Over 12 million Stanleys work as child labourers in India as per Census 2001 is what the end title of Stanley Ka Dabba (dir: Amol Gupte, 2011) reads. However if we look back, we know that for near one and a half hours we have seen a cinema which never raised slogans. It’s an artistically simplistic movie that takes a raw stance of looking at a normal slice of life and portraying it with perfection. And that is why it’s almost entirely devoid of drama in the events that take place – fluid and smooth. There were caveats though. Amol Gupte was the writer of the illustrious Taare Zameen Par which was monumental and path-breaking in the history of Indian cinema. But whereas Taare…. is about an individual’s courage to existence and brilliance, Stanley…. is more about a commoner.

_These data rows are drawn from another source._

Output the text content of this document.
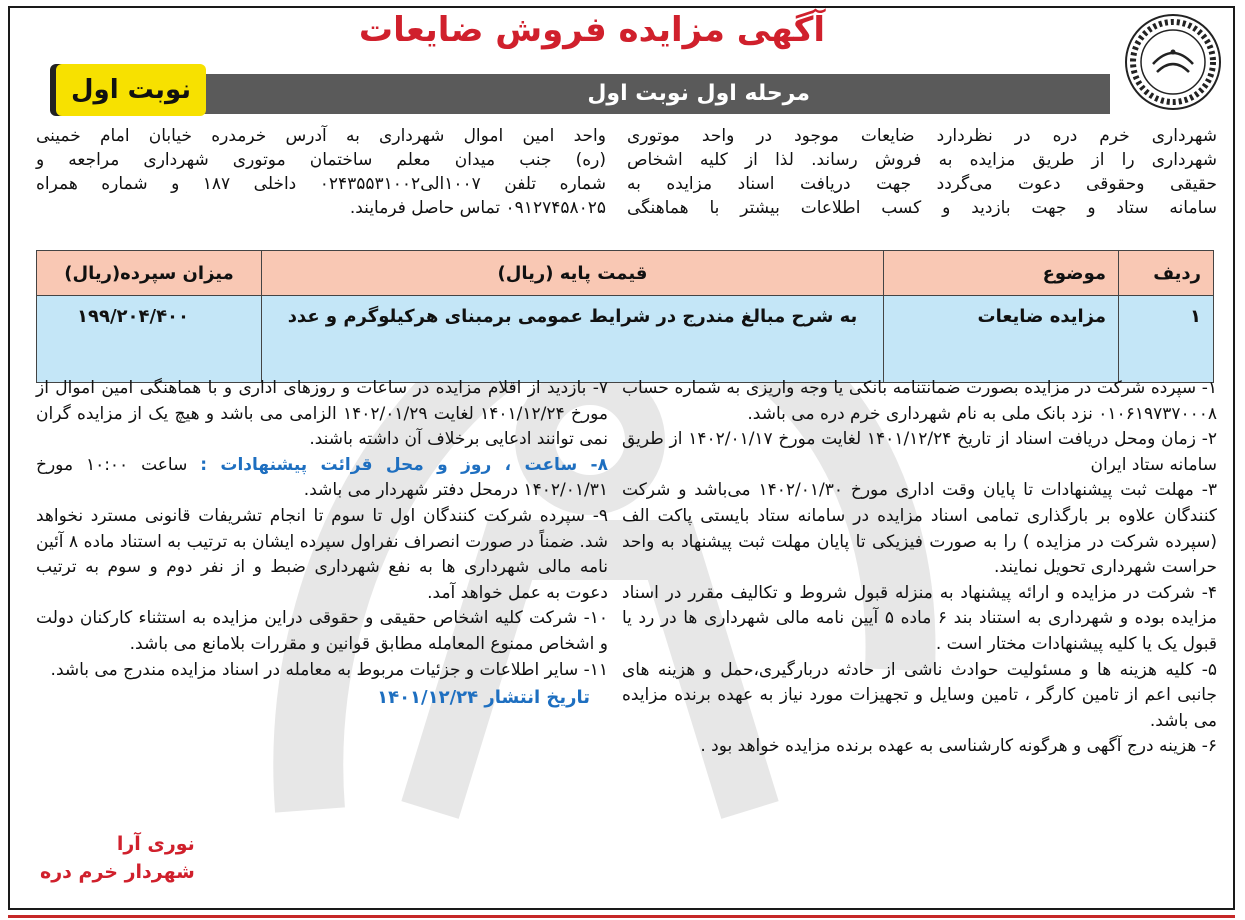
آگهی مزایده فروش ضایعات
مرحله اول نوبت اول
نوبت اول
شهرداری خرم دره در نظردارد ضایعات موجود در واحد موتوری
شهرداری را از طریق مزایده به فروش رساند. لذا از کلیه اشخاص
حقیقی وحقوقی دعوت می‌گردد جهت دریافت اسناد مزایده به
سامانه ستاد و جهت بازدید و کسب اطلاعات بیشتر با هماهنگی
واحد امین اموال شهرداری به آدرس خرمدره خیابان امام خمینی
(ره) جنب میدان معلم ساختمان موتوری شهرداری مراجعه و
شماره تلفن ۱۰۰۷الی۰۲۴۳۵۵۳۱۰۰۲ داخلی ۱۸۷ و شماره همراه
۰۹۱۲۷۴۵۸۰۲۵ تماس حاصل فرمایند.
ردیف	موضوع	قیمت پایه (ریال)	میزان سپرده(ریال)
۱	مزایده ضایعات	به شرح مبالغ مندرج در شرایط عمومی برمبنای هرکیلوگرم و عدد	۱۹۹/۲۰۴/۴۰۰

۱- سپرده شرکت در مزایده بصورت ضمانتنامه بانکی یا وجه واریزی به شماره حساب ۰۱۰۶۱۹۷۳۷۰۰۰۸ نزد بانک ملی به نام شهرداری خرم دره می باشد.

۲- زمان ومحل دریافت اسناد از تاریخ ۱۴۰۱/۱۲/۲۴ لغایت مورخ ۱۴۰۲/۰۱/۱۷ از طریق سامانه ستاد ایران

۳- مهلت ثبت پیشنهادات تا پایان وقت اداری مورخ ۱۴۰۲/۰۱/۳۰ می‌باشد و شرکت کنندگان علاوه بر بارگذاری تمامی اسناد مزایده در سامانه ستاد بایستی پاکت الف (سپرده شرکت در مزایده ) را به صورت فیزیکی تا پایان مهلت ثبت پیشنهاد به واحد حراست شهرداری تحویل نمایند.

۴- شرکت در مزایده و ارائه پیشنهاد به منزله قبول شروط و تکالیف مقرر در اسناد مزایده بوده و شهرداری به استناد بند ۶ ماده ۵ آیین نامه مالی شهرداری ها در رد یا قبول یک یا کلیه پیشنهادات مختار است .

۵- کلیه هزینه ها و مسئولیت حوادث ناشی از حادثه دربارگیری،حمل و هزینه های جانبی اعم از تامین کارگر ، تامین وسایل و تجهیزات مورد نیاز به عهده برنده مزایده می باشد.

۶- هزینه درج آگهی و هرگونه کارشناسی به عهده برنده مزایده خواهد بود .

۷- بازدید از اقلام مزایده در ساعات و روزهای اداری و با هماهنگی امین اموال از مورخ ۱۴۰۱/۱۲/۲۴ لغایت ۱۴۰۲/۰۱/۲۹ الزامی می باشد و هیچ یک از مزایده گران نمی توانند ادعایی برخلاف آن داشته باشند.

۸- ساعت ، روز و محل قرائت پیشنهادات : ساعت ۱۰:۰۰ مورخ ۱۴۰۲/۰۱/۳۱ درمحل دفتر شهردار می باشد.

۹- سپرده شرکت کنندگان اول تا سوم تا انجام تشریفات قانونی مسترد نخواهد شد. ضمناً در صورت انصراف نفراول سپرده ایشان به ترتیب به استناد ماده ۸ آئین نامه مالی شهرداری ها به نفع شهرداری ضبط و از نفر دوم و سوم به ترتیب دعوت به عمل خواهد آمد.

۱۰- شرکت کلیه اشخاص حقیقی و حقوقی دراین مزایده به استثناء کارکنان دولت و اشخاص ممنوع المعامله مطابق قوانین و مقررات بلامانع می باشد.

۱۱- سایر اطلاعات و جزئیات مربوط به معامله در اسناد مزایده مندرج می باشد.

تاریخ انتشار ۱۴۰۱/۱۲/۲۴
نوری آرا
شهردار خرم دره
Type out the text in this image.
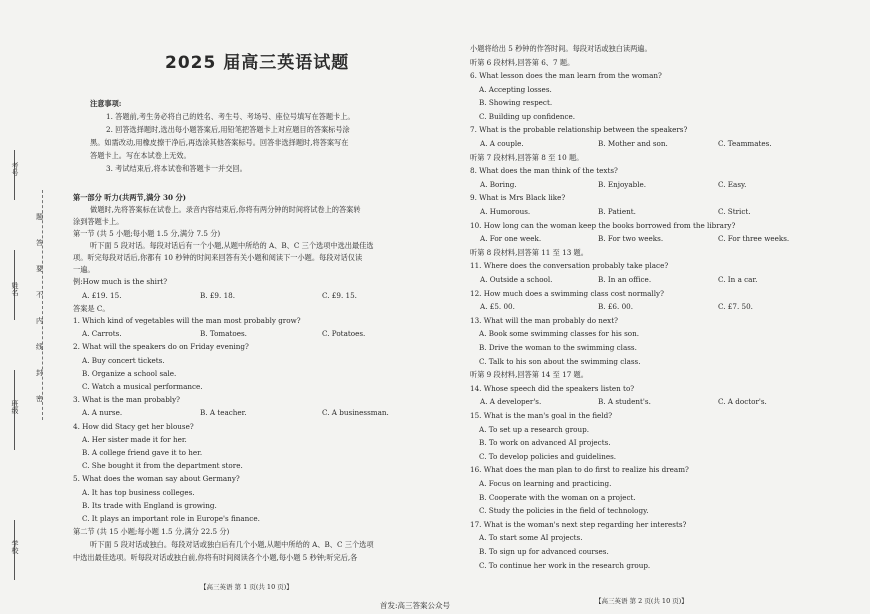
2025 届高三英语试题
考号
姓名
班级
学校
题
答
要
不
内
线
封
密
注意事项:
1. 答题前,考生务必将自己的姓名、考生号、考场号、座位号填写在答题卡上。
2. 回答选择题时,选出每小题答案后,用铅笔把答题卡上对应题目的答案标号涂
黑。如需改动,用橡皮擦干净后,再选涂其他答案标号。回答非选择题时,将答案写在
答题卡上。写在本试卷上无效。
3. 考试结束后,将本试卷和答题卡一并交回。
第一部分 听力(共两节,满分 30 分)
做题时,先将答案标在试卷上。录音内容结束后,你将有两分钟的时间将试卷上的答案转
涂到答题卡上。
第一节 (共 5 小题;每小题 1.5 分,满分 7.5 分)
听下面 5 段对话。每段对话后有一个小题,从题中所给的 A、B、C 三个选项中选出最佳选
项。听完每段对话后,你都有 10 秒钟的时间来回答有关小题和阅读下一小题。每段对话仅读
一遍。
例:How much is the shirt?
A. £19. 15.	B. £9. 18.	C. £9. 15.
答案是 C。
1. Which kind of vegetables will the man most probably grow?
A. Carrots.	B. Tomatoes.	C. Potatoes.
2. What will the speakers do on Friday evening?
A. Buy concert tickets.
B. Organize a school sale.
C. Watch a musical performance.
3. What is the man probably?
A. A nurse.	B. A teacher.	C. A businessman.
4. How did Stacy get her blouse?
A. Her sister made it for her.
B. A college friend gave it to her.
C. She bought it from the department store.
5. What does the woman say about Germany?
A. It has top business colleges.
B. Its trade with England is growing.
C. It plays an important role in Europe's finance.
第二节 (共 15 小题;每小题 1.5 分,满分 22.5 分)
听下面 5 段对话或独白。每段对话或独白后有几个小题,从题中所给的 A、B、C 三个选项
中选出最佳选项。听每段对话或独白前,你将有时间阅读各个小题,每小题 5 秒钟;听完后,各
小题将给出 5 秒钟的作答时间。每段对话或独白读两遍。
听第 6 段材料,回答第 6、7 题。
6. What lesson does the man learn from the woman?
A. Accepting losses.
B. Showing respect.
C. Building up confidence.
7. What is the probable relationship between the speakers?
A. A couple.	B. Mother and son.	C. Teammates.
听第 7 段材料,回答第 8 至 10 题。
8. What does the man think of the texts?
A. Boring.	B. Enjoyable.	C. Easy.
9. What is Mrs Black like?
A. Humorous.	B. Patient.	C. Strict.
10. How long can the woman keep the books borrowed from the library?
A. For one week.	B. For two weeks.	C. For three weeks.
听第 8 段材料,回答第 11 至 13 题。
11. Where does the conversation probably take place?
A. Outside a school.	B. In an office.	C. In a car.
12. How much does a swimming class cost normally?
A. £5. 00.	B. £6. 00.	C. £7. 50.
13. What will the man probably do next?
A. Book some swimming classes for his son.
B. Drive the woman to the swimming class.
C. Talk to his son about the swimming class.
听第 9 段材料,回答第 14 至 17 题。
14. Whose speech did the speakers listen to?
A. A developer's.	B. A student's.	C. A doctor's.
15. What is the man's goal in the field?
A. To set up a research group.
B. To work on advanced AI projects.
C. To develop policies and guidelines.
16. What does the man plan to do first to realize his dream?
A. Focus on learning and practicing.
B. Cooperate with the woman on a project.
C. Study the policies in the field of technology.
17. What is the woman's next step regarding her interests?
A. To start some AI projects.
B. To sign up for advanced courses.
C. To continue her work in the research group.
【高三英语 第 1 页(共 10 页)】
【高三英语 第 2 页(共 10 页)】
首发:高三答案公众号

There is no striking extraordinary-ness about the characters which mark them out. If Taare… is like a vast and resourceful ocean where you go and get struck in awe, Stanley… is more like the pond in your locality – you visit everyday and you take from it your resources and it becomes part of your life, you forget it exists individually.

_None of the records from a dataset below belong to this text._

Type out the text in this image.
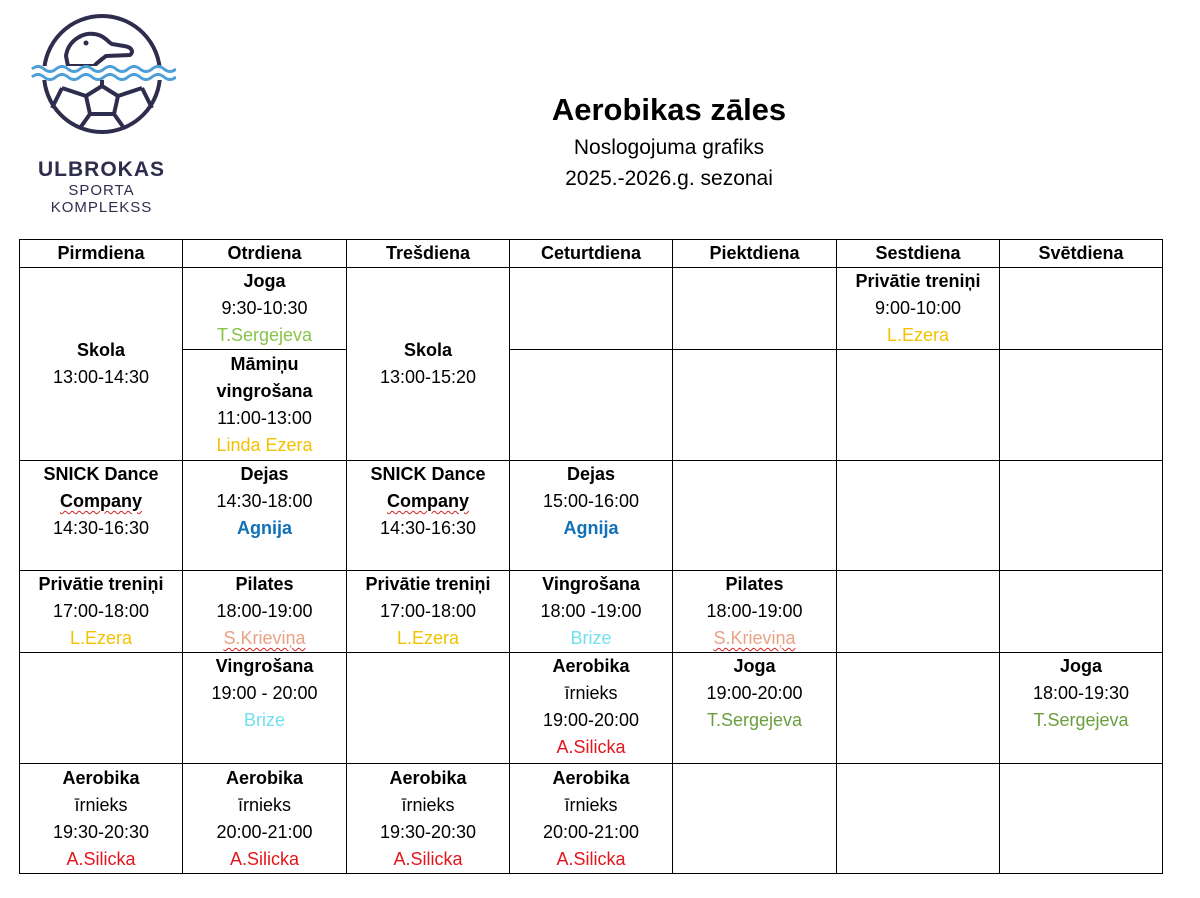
ULBROKAS
SPORTA
KOMPLEKSS
Aerobikas zāles
Noslogojuma grafiks
2025.-2026.g. sezonai
Pirmdiena	Otrdiena	Trešdiena	Ceturtdiena	Piektdiena	Sestdiena	Svētdiena

Skola
13:00-14:30	Joga
9:30-10:30
T.Sergejeva	Skola
13:00-15:20			Privātie treniņi
9:00-10:00
L.Ezera	

	Māmiņu
vingrošana
11:00-13:00
Linda Ezera					

SNICK Dance
Company
14:30-16:30	Dejas
14:30-18:00
Agnija	SNICK Dance
Company
14:30-16:30	Dejas
15:00-16:00
Agnija			

Privātie treniņi
17:00-18:00
L.Ezera	Pilates
18:00-19:00
S.Krieviņa	Privātie treniņi
17:00-18:00
L.Ezera	Vingrošana
18:00 -19:00
Brize	Pilates
18:00-19:00
S.Krieviņa		

	Vingrošana
19:00 - 20:00
Brize		Aerobika
īrnieks
19:00-20:00
A.Silicka	Joga
19:00-20:00
T.Sergejeva		Joga
18:00-19:30
T.Sergejeva

Aerobika
īrnieks
19:30-20:30
A.Silicka	Aerobika
īrnieks
20:00-21:00
A.Silicka	Aerobika
īrnieks
19:30-20:30
A.Silicka	Aerobika
īrnieks
20:00-21:00
A.Silicka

Stanley ka Dabba takes us back to our school days, of shared tiffins, of football matches with mud splashes all over us, in believing in friends and most importantly in sharing love. There are many magical moments in the film where the camera (probably the first Hindi film shot in HD Canon 7D DSLR – colour corrected to have a texture matching 35mm film media, a great application to reduce the cost of production) mingles with the kids. It’s like one of them. Occasionally it enacts the adults when it looks down to them from an elevation. Shot on vacations and on the week-ends (so that the students didn’t miss class) this endeavour itself is worth appreciating. Since the camera is smaller than the conventional movie camera, it was possible to make the school kids almost fully, camera-agnostic. They just existed there.
The Hindi teacher in Babubhai Verma (played by the director himself) is a glutton who for strange reasons never brought his tiffin and almost terrorized fellow-teachers and his students by plunging himself in their dabbas. Modeled on the typical tyrannical representation of authority, Verma is actually comical and in the end almost beyond rational. However this is a small aberration probably which unfortunately slows down the reel-time by repetitions of Verma’s adventures.

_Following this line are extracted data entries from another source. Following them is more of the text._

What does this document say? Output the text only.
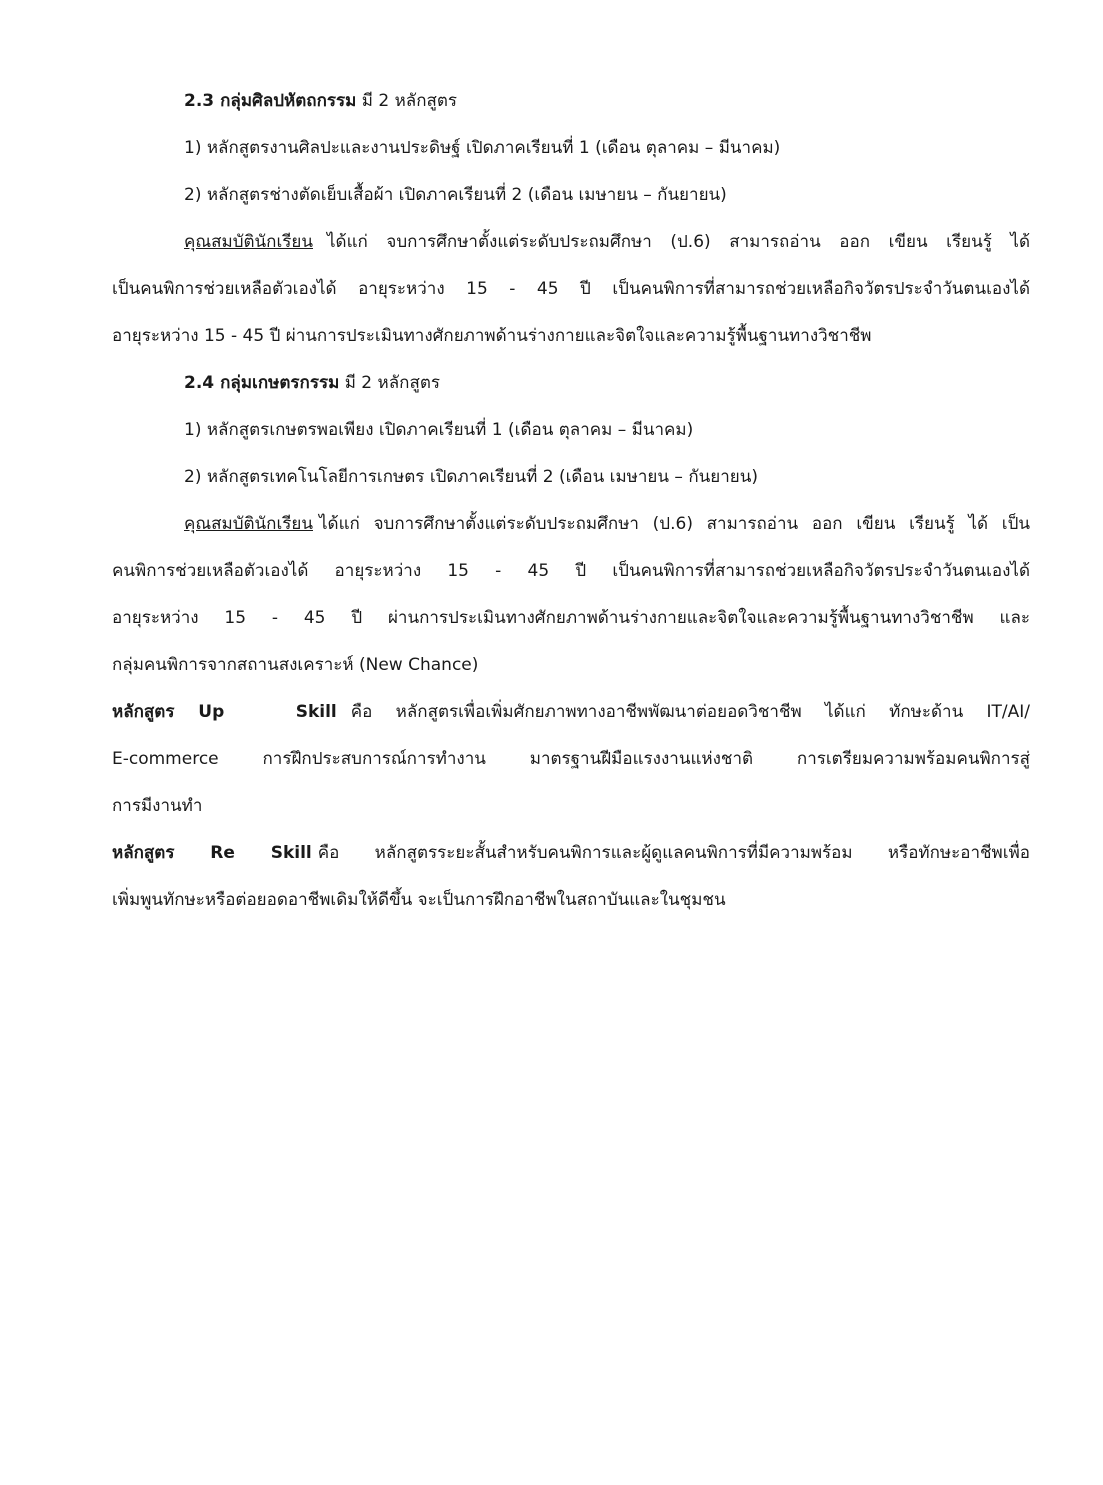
2.3 กลุ่มศิลปหัตถกรรม มี 2 หลักสูตร
1) หลักสูตรงานศิลปะและงานประดิษฐ์ เปิดภาคเรียนที่ 1 (เดือน ตุลาคม – มีนาคม)
2) หลักสูตรช่างตัดเย็บเสื้อผ้า เปิดภาคเรียนที่ 2 (เดือน เมษายน – กันยายน)
คุณสมบัตินักเรียน ได้แก่ จบการศึกษาตั้งแต่ระดับประถมศึกษา (ป.6) สามารถอ่าน ออก เขียน เรียนรู้ ได้
เป็นคนพิการช่วยเหลือตัวเองได้ อายุระหว่าง 15 - 45 ปี เป็นคนพิการที่สามารถช่วยเหลือกิจวัตรประจำวันตนเองได้
อายุระหว่าง 15 - 45 ปี ผ่านการประเมินทางศักยภาพด้านร่างกายและจิตใจและความรู้พื้นฐานทางวิชาชีพ
2.4 กลุ่มเกษตรกรรม มี 2 หลักสูตร
1) หลักสูตรเกษตรพอเพียง เปิดภาคเรียนที่ 1 (เดือน ตุลาคม – มีนาคม)
2) หลักสูตรเทคโนโลยีการเกษตร เปิดภาคเรียนที่ 2 (เดือน เมษายน – กันยายน)
คุณสมบัตินักเรียน ได้แก่ จบการศึกษาตั้งแต่ระดับประถมศึกษา (ป.6) สามารถอ่าน ออก เขียน เรียนรู้ ได้ เป็น
คนพิการช่วยเหลือตัวเองได้ อายุระหว่าง 15 - 45 ปี เป็นคนพิการที่สามารถช่วยเหลือกิจวัตรประจำวันตนเองได้
อายุระหว่าง 15 - 45 ปี ผ่านการประเมินทางศักยภาพด้านร่างกายและจิตใจและความรู้พื้นฐานทางวิชาชีพ และ
กลุ่มคนพิการจากสถานสงเคราะห์ (New Chance)
หลักสูตร Up   Skill คือ หลักสูตรเพื่อเพิ่มศักยภาพทางอาชีพพัฒนาต่อยอดวิชาชีพ ได้แก่ ทักษะด้าน IT/AI/
E-commerce การฝึกประสบการณ์การทำงาน มาตรฐานฝีมือแรงงานแห่งชาติ การเตรียมความพร้อมคนพิการสู่
การมีงานทำ
หลักสูตร Re Skill คือ หลักสูตรระยะสั้นสำหรับคนพิการและผู้ดูแลคนพิการที่มีความพร้อม หรือทักษะอาชีพเพื่อ
เพิ่มพูนทักษะหรือต่อยอดอาชีพเดิมให้ดีขึ้น จะเป็นการฝึกอาชีพในสถาบันและในชุมชน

Refreshingly. repetitions of Stanley’s wide-eyed ‘stories’ about his mother and the food she cooks (near the end of the film when he actually started bringing tiffin to school) never got boring. Right from the very first scene showing Stanley almost falling asleep pretty early in the film till those innuendos we understand that there is a mystery to Stanley’s life. We come to know later, it’s a cruel one, one which he hides from all and tries to be smart. This made him very imaginative, a hero amongst his peers. But we must admit Stanley was fortunate to get some extra caring and loving friends who seldom had questions about him – that he almost drank water to fill his stomach during tiffin.
Amol Gupte’s sensitive handling ensured that the film remained a normal daily routine – no extravagance. But firmly grounded. This is the reason why the marketing of the film also isn’t harping much on its illustrious predecessor – to give it a miss thinking it will be like a sequel of Taare… means you got it wrong completely. Gupte’s son Partho was in the lead role as Stanley – seldom we have seen such a matured performance from a kid in Indian cinema – balanced and nuanced. Yet, his debut was also not made the headlines, since, as mentioned, it’s the film’s simple message which matters – neither the new technology, nor the individual milestones that matter. The pitfall of this may be insufficient footfalls in the box-office, but only time will tell.
As adults we are thrown into the scorching sun, scampering for cover. Somewhere I read once, the difference between a rich man and a poor man – the rich walk miles to digest their food and the poor walk miles to get there. Babubhai Verma and Stanley represent these two polar opposites. In urban existence we wear so many masks interchanging them to suit our veneer. This film obviously raises the doubt when last did we wear that of compassion, in a real sense?
Stanley in the ultimate count talks about hunger and lost childhood in an endearing way. So much so that even his tragedy seem muted in the bigger spectrum of life. For many of us who have so much in common to those kids in school and who watch their own kids grow up in the secured sanctity of a ‘home’ feel fortunate. But if we cannot read the message in the title rolls in the end then we have wasted our life to a bit – Amol Gupte may not have shown what lies in the future of Stanley, but we all know seeing so many Stanleys round us every day. It’s our duty to act now. Till the minute we get ourselves off from our living-room sofas we should all, bow to the boy who had no tiffin box but had a heart to rule the world. Hats off Stanley, and your gang for showing your world which is as much yours as mine!